As for Rory... no idea. Could it be that she's had a successful career as a journalist and now she is moving back to Stars Hollow? Perhaps bringing a boy home and thinking about settling down? Or, a slightly different version of that would be coming home and feeling ready to settle down but not having met 'the one' yet.

I doubt that BOTH Rory and Lorelai's changes will be romantic/mommyhood related, even though those are the ideas that most readily come to mind for me.

I have no doubt that the revival will be good. I also seriously doubt that every fan will love it. Yes, it is a revival, but it's really a coda to the series, to give us the ending that Palladino meant to give us in the first place - the one we all made up in our heads. And therein lies the problem. Everyone has had 10 years to think up just how it should have ended and why. There's no way that the revival can incorporate all of these ideas - if it includes any at all.
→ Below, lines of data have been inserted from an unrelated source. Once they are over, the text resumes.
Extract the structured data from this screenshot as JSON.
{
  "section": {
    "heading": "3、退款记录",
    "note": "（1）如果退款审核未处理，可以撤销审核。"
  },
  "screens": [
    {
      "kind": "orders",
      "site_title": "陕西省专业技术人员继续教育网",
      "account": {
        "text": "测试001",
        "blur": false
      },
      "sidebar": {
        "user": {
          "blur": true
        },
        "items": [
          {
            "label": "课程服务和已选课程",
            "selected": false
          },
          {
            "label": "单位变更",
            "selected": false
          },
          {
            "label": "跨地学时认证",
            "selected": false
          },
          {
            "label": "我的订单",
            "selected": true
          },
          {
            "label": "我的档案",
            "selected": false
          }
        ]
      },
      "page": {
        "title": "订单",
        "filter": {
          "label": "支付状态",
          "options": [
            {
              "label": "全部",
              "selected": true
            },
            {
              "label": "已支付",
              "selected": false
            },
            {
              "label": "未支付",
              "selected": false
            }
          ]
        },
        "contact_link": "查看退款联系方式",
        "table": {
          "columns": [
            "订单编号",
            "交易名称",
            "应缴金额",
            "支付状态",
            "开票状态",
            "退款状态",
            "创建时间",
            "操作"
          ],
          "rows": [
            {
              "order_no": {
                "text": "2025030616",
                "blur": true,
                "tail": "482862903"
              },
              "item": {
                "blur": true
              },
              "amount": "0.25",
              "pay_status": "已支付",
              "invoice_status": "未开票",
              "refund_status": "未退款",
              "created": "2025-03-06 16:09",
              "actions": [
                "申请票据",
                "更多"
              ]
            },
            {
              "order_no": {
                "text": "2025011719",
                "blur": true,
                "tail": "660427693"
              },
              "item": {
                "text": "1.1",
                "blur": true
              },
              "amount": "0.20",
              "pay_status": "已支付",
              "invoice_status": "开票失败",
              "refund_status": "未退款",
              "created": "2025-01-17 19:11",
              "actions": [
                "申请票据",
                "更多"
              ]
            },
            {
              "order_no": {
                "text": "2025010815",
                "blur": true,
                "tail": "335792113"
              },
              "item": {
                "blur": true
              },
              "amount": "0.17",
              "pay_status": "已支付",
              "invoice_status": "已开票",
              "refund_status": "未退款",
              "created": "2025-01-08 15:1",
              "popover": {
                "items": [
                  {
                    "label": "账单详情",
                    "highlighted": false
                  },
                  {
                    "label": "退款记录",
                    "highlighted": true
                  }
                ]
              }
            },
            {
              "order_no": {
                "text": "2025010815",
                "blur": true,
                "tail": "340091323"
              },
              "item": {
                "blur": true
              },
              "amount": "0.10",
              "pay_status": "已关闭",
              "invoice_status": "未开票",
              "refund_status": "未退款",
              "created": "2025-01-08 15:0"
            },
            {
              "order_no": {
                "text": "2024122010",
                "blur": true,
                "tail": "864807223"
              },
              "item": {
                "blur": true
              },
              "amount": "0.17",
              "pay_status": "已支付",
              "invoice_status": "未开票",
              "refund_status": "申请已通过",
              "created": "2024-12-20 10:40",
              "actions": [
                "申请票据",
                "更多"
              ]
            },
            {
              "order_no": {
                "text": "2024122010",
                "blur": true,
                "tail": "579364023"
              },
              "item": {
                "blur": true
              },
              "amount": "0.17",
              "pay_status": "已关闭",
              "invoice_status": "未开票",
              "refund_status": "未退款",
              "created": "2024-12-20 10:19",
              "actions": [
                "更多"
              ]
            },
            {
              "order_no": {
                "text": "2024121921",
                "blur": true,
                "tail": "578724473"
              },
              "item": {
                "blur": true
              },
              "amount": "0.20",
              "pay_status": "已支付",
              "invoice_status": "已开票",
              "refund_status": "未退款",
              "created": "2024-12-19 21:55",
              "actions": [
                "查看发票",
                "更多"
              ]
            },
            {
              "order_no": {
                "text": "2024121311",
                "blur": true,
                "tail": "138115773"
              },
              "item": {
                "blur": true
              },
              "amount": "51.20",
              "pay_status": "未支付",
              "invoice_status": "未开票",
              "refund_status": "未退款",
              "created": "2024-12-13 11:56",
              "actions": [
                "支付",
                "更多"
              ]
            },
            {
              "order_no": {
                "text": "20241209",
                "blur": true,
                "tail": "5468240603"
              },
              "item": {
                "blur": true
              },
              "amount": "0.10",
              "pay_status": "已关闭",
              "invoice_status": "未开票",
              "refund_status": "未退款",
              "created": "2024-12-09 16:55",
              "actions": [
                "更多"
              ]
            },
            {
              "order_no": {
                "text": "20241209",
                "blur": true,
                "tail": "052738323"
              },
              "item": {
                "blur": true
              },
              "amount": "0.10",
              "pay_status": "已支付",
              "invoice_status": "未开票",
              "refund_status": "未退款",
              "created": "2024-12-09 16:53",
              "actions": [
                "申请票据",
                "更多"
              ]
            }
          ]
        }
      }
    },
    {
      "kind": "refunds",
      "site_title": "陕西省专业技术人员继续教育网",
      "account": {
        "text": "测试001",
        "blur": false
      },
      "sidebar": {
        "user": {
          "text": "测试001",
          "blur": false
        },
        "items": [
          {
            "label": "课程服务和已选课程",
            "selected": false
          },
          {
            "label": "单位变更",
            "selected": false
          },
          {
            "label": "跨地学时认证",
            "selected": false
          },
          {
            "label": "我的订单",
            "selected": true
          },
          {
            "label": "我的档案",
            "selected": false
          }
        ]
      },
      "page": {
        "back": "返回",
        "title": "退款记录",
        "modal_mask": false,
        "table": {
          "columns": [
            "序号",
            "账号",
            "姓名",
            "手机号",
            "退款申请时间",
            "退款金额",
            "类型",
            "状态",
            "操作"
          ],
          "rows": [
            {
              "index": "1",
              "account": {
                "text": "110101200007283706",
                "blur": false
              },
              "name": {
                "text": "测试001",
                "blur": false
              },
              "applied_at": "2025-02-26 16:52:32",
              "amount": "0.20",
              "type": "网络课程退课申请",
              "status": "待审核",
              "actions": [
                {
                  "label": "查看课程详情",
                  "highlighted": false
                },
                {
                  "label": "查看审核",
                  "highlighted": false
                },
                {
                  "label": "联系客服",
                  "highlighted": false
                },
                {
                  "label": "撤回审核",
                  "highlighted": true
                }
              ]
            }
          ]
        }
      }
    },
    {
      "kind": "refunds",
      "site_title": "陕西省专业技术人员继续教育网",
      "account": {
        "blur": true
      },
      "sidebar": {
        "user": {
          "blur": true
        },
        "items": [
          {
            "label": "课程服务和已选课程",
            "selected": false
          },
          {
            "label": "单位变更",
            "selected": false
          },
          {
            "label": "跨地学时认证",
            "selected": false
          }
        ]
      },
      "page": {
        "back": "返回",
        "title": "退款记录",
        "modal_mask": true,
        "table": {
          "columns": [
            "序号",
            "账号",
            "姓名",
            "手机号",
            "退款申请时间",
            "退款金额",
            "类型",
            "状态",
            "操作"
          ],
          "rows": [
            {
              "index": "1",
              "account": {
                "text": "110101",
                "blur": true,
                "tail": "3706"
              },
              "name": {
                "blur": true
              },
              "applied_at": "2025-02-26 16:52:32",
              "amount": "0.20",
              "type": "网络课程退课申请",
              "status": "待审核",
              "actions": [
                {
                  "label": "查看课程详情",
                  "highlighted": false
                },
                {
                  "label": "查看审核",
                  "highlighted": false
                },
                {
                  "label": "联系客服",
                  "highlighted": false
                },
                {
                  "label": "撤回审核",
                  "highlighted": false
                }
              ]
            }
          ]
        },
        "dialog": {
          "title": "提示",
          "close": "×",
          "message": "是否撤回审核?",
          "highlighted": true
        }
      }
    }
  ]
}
It has to balance honoring the original show and the fans with still being original and presenting a strong new story with characters that are ten years older. This is no easy feat.

There's hope, however, in the fact that we've seen this feat achieved before. The Veronica Mars movie did a pretty excellent job of hitting all the right notes. It's a similar set-up of timelines and returning stars, but Gilmore Girls is more about the relationships and I think that will make it slightly harder to deliver. Still, seeing other shows achieve it, even in different genres, is promising.